As a journalism educator, I am keen to promote engagement with the wider community and the Catalyst Clemente program provides an opportunity to do this. It is a joint initiative developed by Mission Australia and the Australian Catholic University that seeks to promote self-confidence in people at risk of homelessness or physical and mental illness, by encouraging them to take control of their lives and bring about personal change through undergraduate education. The program gives applicants the opportunity to do accredited university courses in the area of the humanities.
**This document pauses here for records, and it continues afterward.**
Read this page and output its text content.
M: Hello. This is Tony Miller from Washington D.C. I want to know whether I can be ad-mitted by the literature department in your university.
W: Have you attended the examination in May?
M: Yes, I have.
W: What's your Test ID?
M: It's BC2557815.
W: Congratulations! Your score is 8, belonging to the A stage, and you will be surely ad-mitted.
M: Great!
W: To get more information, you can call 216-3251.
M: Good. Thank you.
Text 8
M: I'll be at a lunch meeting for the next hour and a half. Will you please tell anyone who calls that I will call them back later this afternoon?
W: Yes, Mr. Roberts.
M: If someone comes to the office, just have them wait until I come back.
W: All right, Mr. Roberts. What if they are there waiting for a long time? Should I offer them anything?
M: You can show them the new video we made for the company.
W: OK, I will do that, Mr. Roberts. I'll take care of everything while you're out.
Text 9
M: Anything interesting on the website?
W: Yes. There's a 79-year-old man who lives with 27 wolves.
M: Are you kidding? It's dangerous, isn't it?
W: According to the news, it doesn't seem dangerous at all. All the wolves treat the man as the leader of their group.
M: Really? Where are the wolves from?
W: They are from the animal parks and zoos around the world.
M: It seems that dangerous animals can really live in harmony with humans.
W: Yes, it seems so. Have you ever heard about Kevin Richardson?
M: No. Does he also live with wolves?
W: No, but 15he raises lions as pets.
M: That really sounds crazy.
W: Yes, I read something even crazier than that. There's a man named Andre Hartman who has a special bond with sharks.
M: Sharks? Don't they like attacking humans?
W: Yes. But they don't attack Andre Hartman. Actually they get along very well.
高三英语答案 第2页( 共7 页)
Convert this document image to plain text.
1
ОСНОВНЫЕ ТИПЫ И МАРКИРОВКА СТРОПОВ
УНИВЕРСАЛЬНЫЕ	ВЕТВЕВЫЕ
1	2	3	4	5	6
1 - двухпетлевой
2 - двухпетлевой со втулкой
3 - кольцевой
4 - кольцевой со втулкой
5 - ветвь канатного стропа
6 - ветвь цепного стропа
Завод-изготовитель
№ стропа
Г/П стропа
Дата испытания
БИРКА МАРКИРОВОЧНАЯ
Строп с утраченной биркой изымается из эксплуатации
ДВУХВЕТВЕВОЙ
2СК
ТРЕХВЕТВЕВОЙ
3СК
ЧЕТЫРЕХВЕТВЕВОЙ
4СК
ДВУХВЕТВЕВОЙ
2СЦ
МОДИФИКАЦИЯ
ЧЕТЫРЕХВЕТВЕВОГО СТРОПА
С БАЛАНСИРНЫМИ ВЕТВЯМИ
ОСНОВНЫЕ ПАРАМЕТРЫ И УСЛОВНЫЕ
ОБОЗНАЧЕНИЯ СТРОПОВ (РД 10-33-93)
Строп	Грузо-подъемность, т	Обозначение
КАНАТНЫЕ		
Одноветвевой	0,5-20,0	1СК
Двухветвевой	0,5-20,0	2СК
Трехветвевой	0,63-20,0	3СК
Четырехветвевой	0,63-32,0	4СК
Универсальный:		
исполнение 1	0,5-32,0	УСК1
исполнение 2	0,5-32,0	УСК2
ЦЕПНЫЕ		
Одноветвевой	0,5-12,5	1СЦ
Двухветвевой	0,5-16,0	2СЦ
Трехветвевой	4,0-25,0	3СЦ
In January this year, I was asked to join the project at Mission Australia's Maddington office in south-east Metropolitan Perth. Edith Cowan University (ECU) provided the lecturer, while Woodside's Community Initiative Program assisted with additional mid–week educational support. All the students had passed Year 10, and if successful, they had the chance to qualify for first year at ECU.
I was extremely enthusiastic about this project and spent five hours every week for 13 weeks in first semester, 2009, teaching JOU 2111: Introduction to Journalism - to a class of 15 students. Their ages ranged from 26-60 years and classes were frequently interrupted with smoke and coffee breaks. Despite these interruptions, the unit worked because the people who came were so keen to learn, despite struggling with personal problems or difficult domestic situations.
Sometimes, it was hard work to keep the students focused and to help them pass with 15 credit points. But most of them did pass and one student will start at ECU in 2010.
Mission Australia wants to expand the program to include other universities in Melbourne, Brisbane and Sydney. So, who's interested? It is definitely my intention to volunteer next year.